Chromatic number of ordered graphs with forbidden ordered subgraphs

TL;DR

This paper investigates the chromatic number bounds of ordered graphs avoiding certain subgraphs, revealing new infinite families and conditions for finiteness based on the structure and crossing properties of the forbidden subgraphs.

Contribution

It characterizes when the chromatic number is bounded for ordered graphs avoiding specific subgraphs, introducing new families and conditions distinct from unordered graph cases.

Findings

Infinite family of ordered forests with infinite chromatic bounds

Finite bounds for non-crossing forests avoiding 'bonnets'

Bounds of 2^|V(H)| and 2|V(H)|-3 for certain forests

Abstract

It is well-known that the graphs not containing a given graph H as a subgraph have bounded chromatic number if and only if H is acyclic.
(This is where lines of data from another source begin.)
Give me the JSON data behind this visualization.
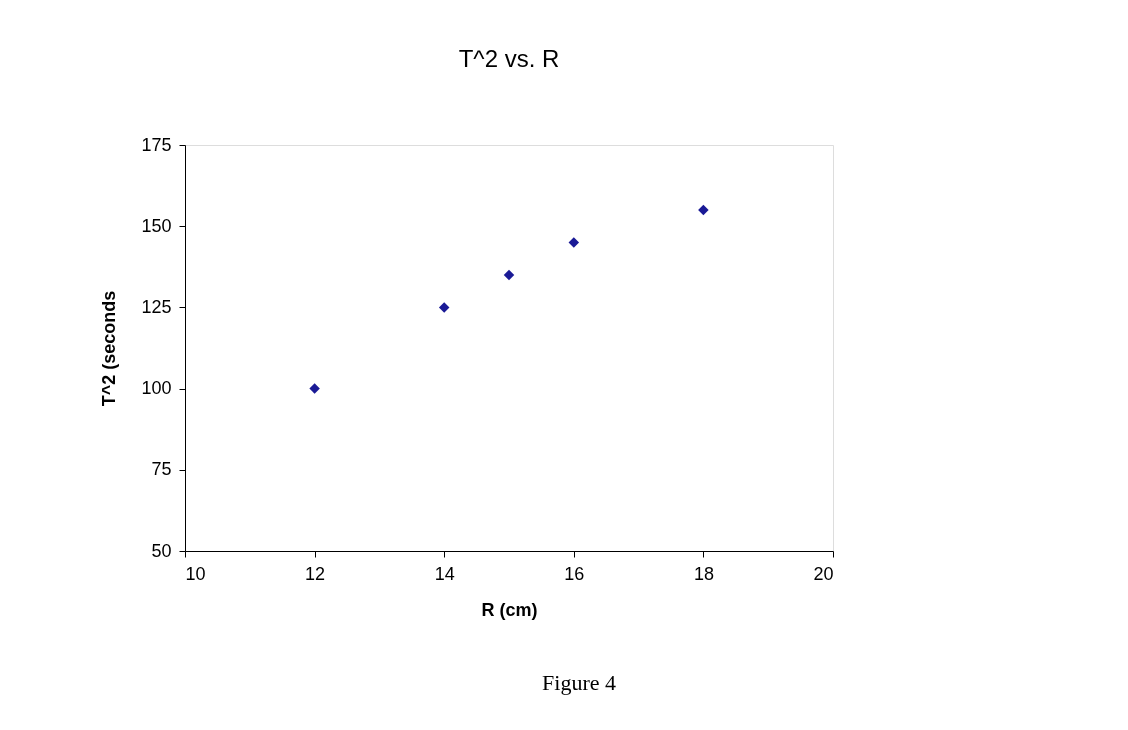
{
  "chart_data": {
    "type": "scatter",
    "title": "T^2  vs.  R",
    "xlabel": "R  (cm)",
    "ylabel": "T^2  (seconds",
    "x": [
      12,
      14,
      15,
      16,
      18
    ],
    "series": [
      {
        "color": "#1a1a96",
        "values": [
          100,
          125,
          135,
          145,
          155
        ]
      }
    ],
    "xlim": [
      10,
      20
    ],
    "xticks": [
      10,
      12,
      14,
      16,
      18,
      20
    ],
    "ylim": [
      50,
      175
    ],
    "yticks": [
      50,
      75,
      100,
      125,
      150,
      175
    ],
    "grid": false,
    "legend": false,
    "marker": "diamond",
    "annotations": [
      "Figure 4"
    ]
  }
}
Here we consider ordered graphs, i.e., graphs with a linear ordering on their vertex set, and the function f(H) = sup{chi(G) | G in Forb(H)} where Forb(H) denotes the set of all ordered graphs that do not contain a copy of H. If H contains a cycle, then as in the case of unordered graphs, f(H) is infinity. However, in contrast to the unordered graphs, we describe an infinite family of ordered forests H with infinite f(H). An ordered graph is crossing if there are two edges uv and u'v' with u < u' < v < v'. For connected crossing ordered graphs H we reduce the problem of determining whether f(H) is finite to a family of so-called monotonically alternating trees. For non-crossing H we prove that f(H) is finite if and only if H is acyclic and does not contain a copy of any of the five special ordered forests on four or five vertices, which we call bonnets. For such forests H, we show that f(H) <= 2^|V(H)| and that f(H) <= 2|V(H)|-3 if H is connected.